During the 2023 season, she worked at the Triple-A level in both the International League and the Pacific Coast League, and was the home plate umpire during the Triple-A National Championship Game. She was the first female umpire to work at the Triple-A level in 34 years.

In 2024, Pawol became the third woman to umpire in spring training, after Pam Postema and Ria Cortesio. Pawol calls both Postema and Cortesio her mentors. She was the third base umpire during a game between the Houston Astros and the Washington Nationals. She was a crew chief in Triple-A during the 2024 baseball season. In March, it was reported that Pawol was placed on Major League Baseball's call-up list for the 2024 season, meaning that she could be called up to the majors in the event a full-time Major League umpire is not available. She was selected to work spring training again in 2025.

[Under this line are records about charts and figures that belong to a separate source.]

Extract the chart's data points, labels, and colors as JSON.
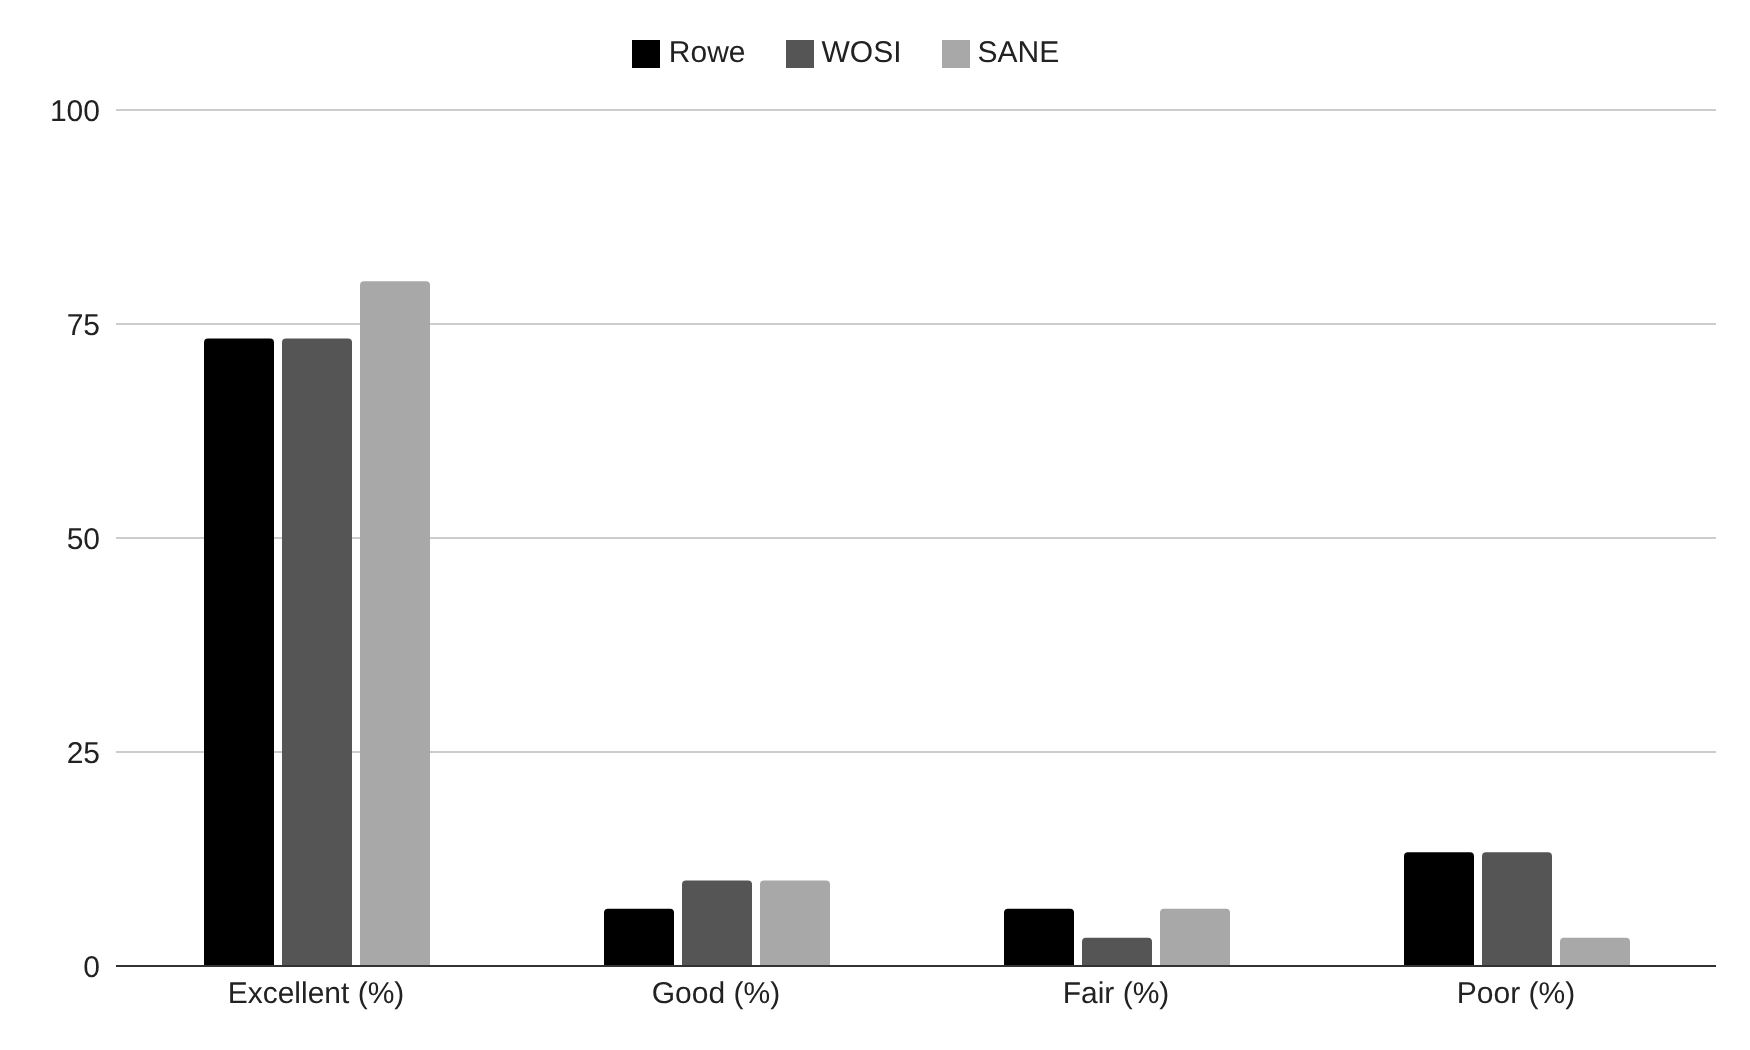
{
  "chart_data": {
    "type": "bar",
    "categories": [
      "Excellent (%)",
      "Good (%)",
      "Fair (%)",
      "Poor (%)"
    ],
    "series": [
      {
        "name": "Rowe",
        "color": "#000000",
        "values": [
          73.3,
          6.7,
          6.7,
          13.3
        ]
      },
      {
        "name": "WOSI",
        "color": "#555555",
        "values": [
          73.3,
          10,
          3.3,
          13.3
        ]
      },
      {
        "name": "SANE",
        "color": "#a8a8a8",
        "values": [
          80,
          10,
          6.7,
          3.3
        ]
      }
    ],
    "ylim": [
      0,
      100
    ],
    "yticks": [
      0,
      25,
      50,
      75,
      100
    ],
    "grid": "y",
    "legend": "top"
  }
}
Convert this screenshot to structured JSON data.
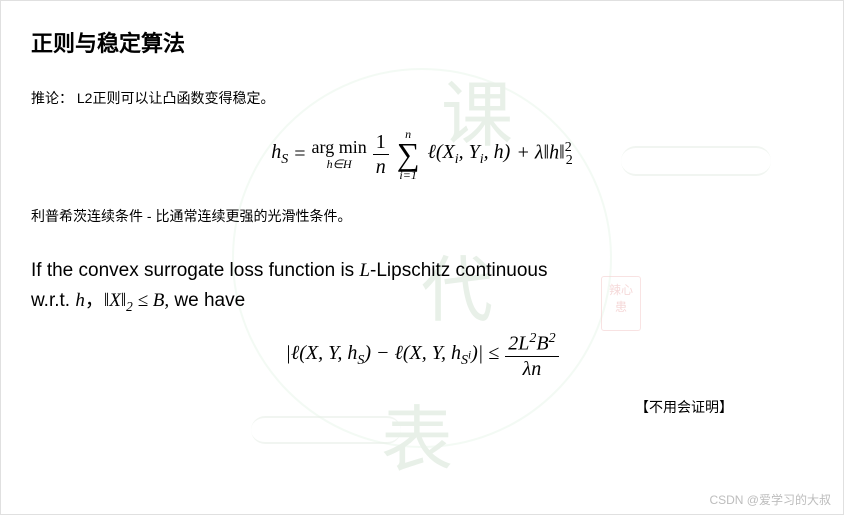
{
  "title": "正则与稳定算法",
  "corollary": "推论：  L2正则可以让凸函数变得稳定。",
  "equation1": {
    "lhs_var": "h",
    "lhs_sub": "S",
    "eq": "=",
    "argmin_top": "arg min",
    "argmin_bottom": "h∈H",
    "frac1_top": "1",
    "frac1_bottom": "n",
    "sum_top": "n",
    "sum_bottom": "i=1",
    "loss": "ℓ(X",
    "loss_i1": "i",
    "loss_mid": ", Y",
    "loss_i2": "i",
    "loss_end": ", h)",
    "plus": "+ λ‖h‖",
    "norm_sub": "2",
    "norm_sup": "2"
  },
  "lipschitz_label": "利普希茨连续条件 - 比通常连续更强的光滑性条件。",
  "theorem": {
    "part1": "If the convex surrogate loss function is ",
    "L": "L",
    "part2": "-Lipschitz continuous",
    "part3": "w.r.t. ",
    "h": "h",
    "comma": "，",
    "norm": "‖X‖",
    "norm_sub": "2",
    "leq": " ≤ B,",
    "part4": "  we have"
  },
  "equation2": {
    "abs_open": "|ℓ(X, Y, h",
    "S1": "S",
    "mid": ") − ℓ(X, Y, h",
    "S2_base": "S",
    "S2_sup": "i",
    "abs_close": ")| ≤",
    "frac_top_2": "2L",
    "frac_top_sup1": "2",
    "frac_top_B": "B",
    "frac_top_sup2": "2",
    "frac_bottom": "λn"
  },
  "note": "【不用会证明】",
  "attribution": "CSDN @爱学习的大叔",
  "watermark": {
    "char1": "课",
    "char2": "代",
    "char3": "表",
    "seal": "辣心患"
  }
}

===Major League Baseball===
On August 9, 2025, Pawol made her MLB debut, becoming the first woman to umpire an MLB game during the regular season. She appeared as the first base umpire in the first game of a doubleheader between the Miami Marlins and Atlanta Braves at Truist Park in Atlanta, joining crew chief Chris Guccione at second base, Chad Whitson at third and David Rackley at home plate. She was third base umpire in the second game of the doubleheader. She continued as an umpire on Sunday, August 10, becoming the first female home plate umpire in an MLB regular-season game, in another game between the Atlanta Braves and the Miami Marlins.

Pawol donated the cap she wore while umpiring her first MLB game on August 9 to the National Baseball Hall of Fame museum.